« Mon art » ne cesse t-elle de répéter dans son autobiographie (Ma Vie publiée après sa mort, en 1928) à propos de son métier.
Qu’en reste t-il aujourd’hui ? D’elle-même, plus grand-chose : un film de quelques secondes la montre en train de virevolter lors d’un récital en plein air. Quelques photos dont celle ci-dessus (signée A. Genthe), très élaborées mais témoignant si peu de ses descriptions enflammées qu’elle rédige dans son livre. Il est vrai que sa danse était révolutionnaire par la libération prônée des corps presque nus et des mouvements d’exaltation laissant transparaître sa vie intellectuelle. Son inspiration puisait dans les fresques du Parthénon, dans les lancées enivrantes des nymphes Antiques disparues… Sa recherche était celle de la beauté… Isadora, artiste éphémère, dont le talent fut décrit par elle seule puisque sur les quelques instants où elle apparaît, filmée par la caméra, on pense voir une femme ivre ; une danse désinhibée à laquelle se mêle une joie presque folle… Comment croire en ses aspirations, on la voit si peu danser ! Et aujourd’hui, la danse contemporaine a effectué un long parcours depuis sa contribution, parcours où son nom ne figure pas aussi souvent qu’on aurait pu le penser : qui danse encore comme elle ? Plus grand-monde.

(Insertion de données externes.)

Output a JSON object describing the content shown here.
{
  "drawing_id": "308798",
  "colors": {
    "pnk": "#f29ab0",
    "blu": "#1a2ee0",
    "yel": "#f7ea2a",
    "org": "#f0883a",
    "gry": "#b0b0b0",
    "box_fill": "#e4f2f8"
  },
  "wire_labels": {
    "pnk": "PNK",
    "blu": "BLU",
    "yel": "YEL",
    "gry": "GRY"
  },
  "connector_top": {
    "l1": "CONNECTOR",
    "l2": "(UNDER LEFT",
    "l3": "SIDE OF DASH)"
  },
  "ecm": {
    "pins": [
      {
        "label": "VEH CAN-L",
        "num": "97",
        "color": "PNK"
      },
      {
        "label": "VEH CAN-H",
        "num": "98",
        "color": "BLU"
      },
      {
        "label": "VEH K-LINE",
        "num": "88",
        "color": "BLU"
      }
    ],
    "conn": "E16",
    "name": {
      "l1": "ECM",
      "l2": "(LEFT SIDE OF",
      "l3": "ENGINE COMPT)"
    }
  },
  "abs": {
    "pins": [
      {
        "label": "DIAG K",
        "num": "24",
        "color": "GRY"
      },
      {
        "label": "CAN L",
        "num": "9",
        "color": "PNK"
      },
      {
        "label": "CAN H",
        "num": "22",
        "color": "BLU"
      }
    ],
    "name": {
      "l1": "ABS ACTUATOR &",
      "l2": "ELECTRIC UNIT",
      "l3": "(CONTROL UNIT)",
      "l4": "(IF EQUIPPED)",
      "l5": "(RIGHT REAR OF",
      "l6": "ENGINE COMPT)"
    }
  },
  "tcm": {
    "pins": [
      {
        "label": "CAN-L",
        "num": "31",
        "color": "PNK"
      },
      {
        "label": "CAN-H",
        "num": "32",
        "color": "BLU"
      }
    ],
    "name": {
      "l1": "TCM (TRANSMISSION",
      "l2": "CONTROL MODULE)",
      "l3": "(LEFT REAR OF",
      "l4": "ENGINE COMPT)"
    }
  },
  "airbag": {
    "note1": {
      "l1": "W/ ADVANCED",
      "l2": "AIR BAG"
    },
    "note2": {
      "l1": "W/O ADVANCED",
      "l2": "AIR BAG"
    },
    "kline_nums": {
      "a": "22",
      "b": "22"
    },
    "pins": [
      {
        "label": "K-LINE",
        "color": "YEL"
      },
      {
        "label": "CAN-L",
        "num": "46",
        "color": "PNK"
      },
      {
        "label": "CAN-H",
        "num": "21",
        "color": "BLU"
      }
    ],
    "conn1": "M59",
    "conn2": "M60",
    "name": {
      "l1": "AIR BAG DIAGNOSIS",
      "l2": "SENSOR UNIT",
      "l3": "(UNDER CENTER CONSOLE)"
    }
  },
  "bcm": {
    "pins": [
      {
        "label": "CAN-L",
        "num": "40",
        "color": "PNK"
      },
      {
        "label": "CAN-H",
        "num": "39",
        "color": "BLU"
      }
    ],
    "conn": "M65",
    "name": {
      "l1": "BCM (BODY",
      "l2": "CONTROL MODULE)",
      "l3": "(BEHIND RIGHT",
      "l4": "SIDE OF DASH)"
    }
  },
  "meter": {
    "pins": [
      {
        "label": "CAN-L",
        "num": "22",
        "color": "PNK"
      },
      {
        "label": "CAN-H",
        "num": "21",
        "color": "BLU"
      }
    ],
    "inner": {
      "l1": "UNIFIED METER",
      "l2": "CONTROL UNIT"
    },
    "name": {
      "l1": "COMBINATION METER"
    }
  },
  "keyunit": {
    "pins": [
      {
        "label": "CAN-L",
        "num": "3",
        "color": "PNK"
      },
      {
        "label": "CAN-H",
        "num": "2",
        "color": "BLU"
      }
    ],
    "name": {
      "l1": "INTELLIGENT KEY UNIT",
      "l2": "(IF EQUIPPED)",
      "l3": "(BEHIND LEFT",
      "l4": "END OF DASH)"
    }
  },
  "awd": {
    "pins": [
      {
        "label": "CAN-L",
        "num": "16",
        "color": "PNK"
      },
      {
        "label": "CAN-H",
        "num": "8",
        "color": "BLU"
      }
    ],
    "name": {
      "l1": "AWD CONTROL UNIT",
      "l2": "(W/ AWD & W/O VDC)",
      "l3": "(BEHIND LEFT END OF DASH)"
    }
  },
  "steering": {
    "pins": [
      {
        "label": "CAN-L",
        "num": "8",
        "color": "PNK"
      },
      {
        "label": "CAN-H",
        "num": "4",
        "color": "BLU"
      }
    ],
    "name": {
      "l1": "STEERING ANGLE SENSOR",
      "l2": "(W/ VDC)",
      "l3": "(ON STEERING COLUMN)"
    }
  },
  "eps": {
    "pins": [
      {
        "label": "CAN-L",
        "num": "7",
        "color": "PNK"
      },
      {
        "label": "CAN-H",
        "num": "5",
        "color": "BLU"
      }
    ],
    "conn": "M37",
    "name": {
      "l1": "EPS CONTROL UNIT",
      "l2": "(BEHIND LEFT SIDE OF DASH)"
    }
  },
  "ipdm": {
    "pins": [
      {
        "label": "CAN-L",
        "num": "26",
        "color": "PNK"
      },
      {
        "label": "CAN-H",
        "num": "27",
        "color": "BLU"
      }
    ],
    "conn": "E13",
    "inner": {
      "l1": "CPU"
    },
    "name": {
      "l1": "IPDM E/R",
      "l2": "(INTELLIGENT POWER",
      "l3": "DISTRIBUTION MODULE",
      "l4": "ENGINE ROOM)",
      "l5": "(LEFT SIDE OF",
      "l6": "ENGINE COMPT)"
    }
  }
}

Depuis qu’elle a quitté les Etats-Unis où elle est née en 1877, elle compose ses chorégraphies personnelles, très jeune, dans les petits appartements qu’elle occupe entre New York, Londres et Paris avec sa famille jusqu’au milieu des années 1900. Et bien sûr, selon son autobiographie, c’est elle qui déjà toute petite nourrit les siens grâce à son astuce et son audace. Au fur et à mesure que les pages du livre se tournent, on la soupçonne de plus en plus de romancer son histoire, avec une légère touche de mensonge et beaucoup de romantisme : l’enfance pauvre, l’éveil à travers les arts et la libération qu’ils procurent, les amants dont les noms sont tus qui se meurent pour elle et l’expérience révélatrice de ses accouchements. Le plus grand drame de son rôle de mère, la mort de ses enfants reste néanmoins une vérité certaine et douloureuse qu’elle subit d’étrange manière en compagnie d’Eleonora Duse, la rivale Italienne de Bernhardt, celle-ci lui répétant constamment que pleurer est nécessaire… Tout est vécu à l’extrême chez Isadora, aussi bien sa danse – lorsqu’elle décide d’improviser sur la Marche Funèbre de Chopin – que les évènements pénibles de sa vie privée. Mais elle est Isadora Duncan, une artiste réelle dont l’exaltation frôle la perfection artistique ; on ne peut que l’admirer. Il est alors évident que son influence sur le XXe siècle se concrétise par la création d’une nouveauté incontestable, susceptible d’évoluer par la suite. Elle-même cependant réalisa à quel point sa danse, telle qu’elle voulut l’enseigner pendant des années, ne pourrait se perpétuer longtemps après sa disparition par l’indiscipline même de ses élèves qui réclamaient plus d’indépendance et ne vibraient pas de manière aussi absolue qu’elle lorsqu’elles apparaissaient sur scène. "Son art" n'est pas intemporel.
Il est certain qu’Isadora possédait une réelle sensibilité artistique ; d’abord par sa curiosité toujours grandissante pour le beau qu’elle poursuivait sans cesse à la fois dans la musique mais aussi dans la peinture, au cours de ses voyages. Et pour sa grande participation à la création de la danse contemporaine. Elle l'aurait même inventée, mais personne n'ose s'en souvenir, tant les mouvements paraissent démodés, aujourd'hui. Il est vrai que libérer les corps des ballerines, se mouvoir comme des bacchantes ou nymphes Grecques… c’était aussi choquer son époque, et faire avancer les choses. Mais le fait de mépriser ceux qui étaient réfractaires à sa danse en général parce qu'ils ne la comprenaient pas (comment les en blâmer?), c’est incontestablement très prétentieux, surtout quand la majorité des dits réfractaires étaient composés de ses compatriotes, les Américains ! En plus de ce dédain, elle publie dans son autobiographie des extraits de lettres d’admirateurs, le summum de la prétention. Il semble que l’art et l’orgueil ne fassent pas bon ménage : son plus grand défaut ayant été celui de juger elle-même son talent en oubliant les critiques des autres, « son art » en sortira toujours amoindri, avant sa disparition probable dans la mémoire artistique.